Interestingly, GnRH neurones express all of the ‘brain’ TRPC channel subunits (TRPC1, 3, 4, 5, 6, 7), with TRPC1, 4 and 5 being the most prevalent in GnRH neurones (75). It is well known that the current–voltage relationship and mechanism of regulation of TRPC channels are dependent on the channel subunit composition (85). On the basis of the current–voltage relationship, pharmacological profile and mRNA expression, TRPC1, 4, and 5 are key players in mediating the excitatory effects of kisspeptin in GnRH neurones. Traditionally, these channels are known as ‘store operated calcium channels’, although this description may be the result of poorly understood signalling mechanisms (85, 86). Therefore, current research has focused on elucidating the signalling pathway(s) by which kisspeptin activates TRPC channels, and the sources of calcium mobilisation following kisspeptin activation of GnRH neurones. Although most findings appear to indicate that the initial calcium signal comes via plasma membrane channels (75, 78, 84), there is also evidence that kisspeptin activation results in the release of calcium from intracellular stores in GnRH neurones via IP₃ receptors (76).

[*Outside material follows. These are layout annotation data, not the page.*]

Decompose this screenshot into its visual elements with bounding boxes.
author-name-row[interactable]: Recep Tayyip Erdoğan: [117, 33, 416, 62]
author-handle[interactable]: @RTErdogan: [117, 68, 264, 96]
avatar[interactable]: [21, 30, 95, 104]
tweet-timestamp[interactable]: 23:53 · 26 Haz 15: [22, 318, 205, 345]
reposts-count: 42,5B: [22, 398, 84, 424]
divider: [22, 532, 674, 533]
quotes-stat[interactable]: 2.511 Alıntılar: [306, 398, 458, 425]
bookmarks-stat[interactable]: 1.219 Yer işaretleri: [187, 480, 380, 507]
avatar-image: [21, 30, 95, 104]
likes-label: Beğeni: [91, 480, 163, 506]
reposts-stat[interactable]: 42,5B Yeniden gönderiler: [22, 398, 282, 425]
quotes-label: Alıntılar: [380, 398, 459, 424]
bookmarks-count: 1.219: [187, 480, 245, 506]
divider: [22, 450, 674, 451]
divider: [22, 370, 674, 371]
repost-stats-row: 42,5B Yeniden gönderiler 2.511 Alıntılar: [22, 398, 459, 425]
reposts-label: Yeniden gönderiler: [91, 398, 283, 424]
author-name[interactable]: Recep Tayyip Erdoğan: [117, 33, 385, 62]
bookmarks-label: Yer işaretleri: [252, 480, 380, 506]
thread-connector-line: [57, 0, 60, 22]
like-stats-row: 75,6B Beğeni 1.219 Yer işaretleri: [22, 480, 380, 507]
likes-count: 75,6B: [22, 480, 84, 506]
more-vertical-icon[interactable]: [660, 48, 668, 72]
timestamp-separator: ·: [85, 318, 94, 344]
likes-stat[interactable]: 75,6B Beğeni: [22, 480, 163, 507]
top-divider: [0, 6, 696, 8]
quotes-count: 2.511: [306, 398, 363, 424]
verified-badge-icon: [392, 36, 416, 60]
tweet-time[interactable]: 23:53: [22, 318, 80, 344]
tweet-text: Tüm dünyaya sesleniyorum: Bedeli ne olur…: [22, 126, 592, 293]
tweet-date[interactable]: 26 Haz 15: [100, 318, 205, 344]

The precise nature by which the kisspeptin signals reach GnRH neurones is not fully understood. Kisspeptin neurones in the AVPV are positively regulated by E₂ and are considered to contribute to positive-feedback input to rodent GnRH neurones (87). The AVPV is a complex nucleus that expresses other neurones (transmitters) in addition to kisspeptin, such as dopamine, GABA and glutamate (88, 89). Although anatomical connections from the AVPV to GnRH neurones have been described in a number of studies, the functional interactions have not been elucidated until recently (90). Thus, stimulation of the AVPV and the recording of responses in GnRH neurones revealed that low stimulation rates (< 1 Hz) induced glutamate and GABA synaptic currents in GnRH neurones, whereas higher frequency stimulation (5–10 Hz) induced delayed excitation considered to be a kisspeptin response because it was absent in GPR54 knockout animals and antagonised by a kisspeptin antagonist (90). Therefore, the AVPV kisspeptin neurones may provide a critical excitatory input to GnRH neurones.

Conclusions

Recent experimental findings have greatly increased our understanding of E₂ regulation of GnRH neurones. In particular, remarkable progress has been made subsequent to the production of EGFP-GnRH expressing mice and rats, which have allowed direct targeting of the otherwise scattered GnRH neurones. Numerous publications addressing questions concerning E₂ regulation of GnRH neuronal activity and its association with calcium signalling and GnRH secretion, coupled with a better understanding of the influence of diurnal rhythms, have advanced the field. However, challenging questions remain concerning the mechanisms by which neuronal burst firing drives pulsatile GnRH release, the integration of presynaptic and postsynaptic E₂ actions, as well as the mechanism by which rapid membrane-initiated effects of E₂ is coupled to long-term genomic effects. In addition, the mechanism of kisspeptin signalling in GnRH neurones, and the mechanism by which the circadian signals is transmitted to GnRH neurones for the induction of negative- and positive-feedback needs to be elucidated. Future studies need to address these challenging questions to allow a more complete understanding of E₂ modulation of GnRH neuronal excitability.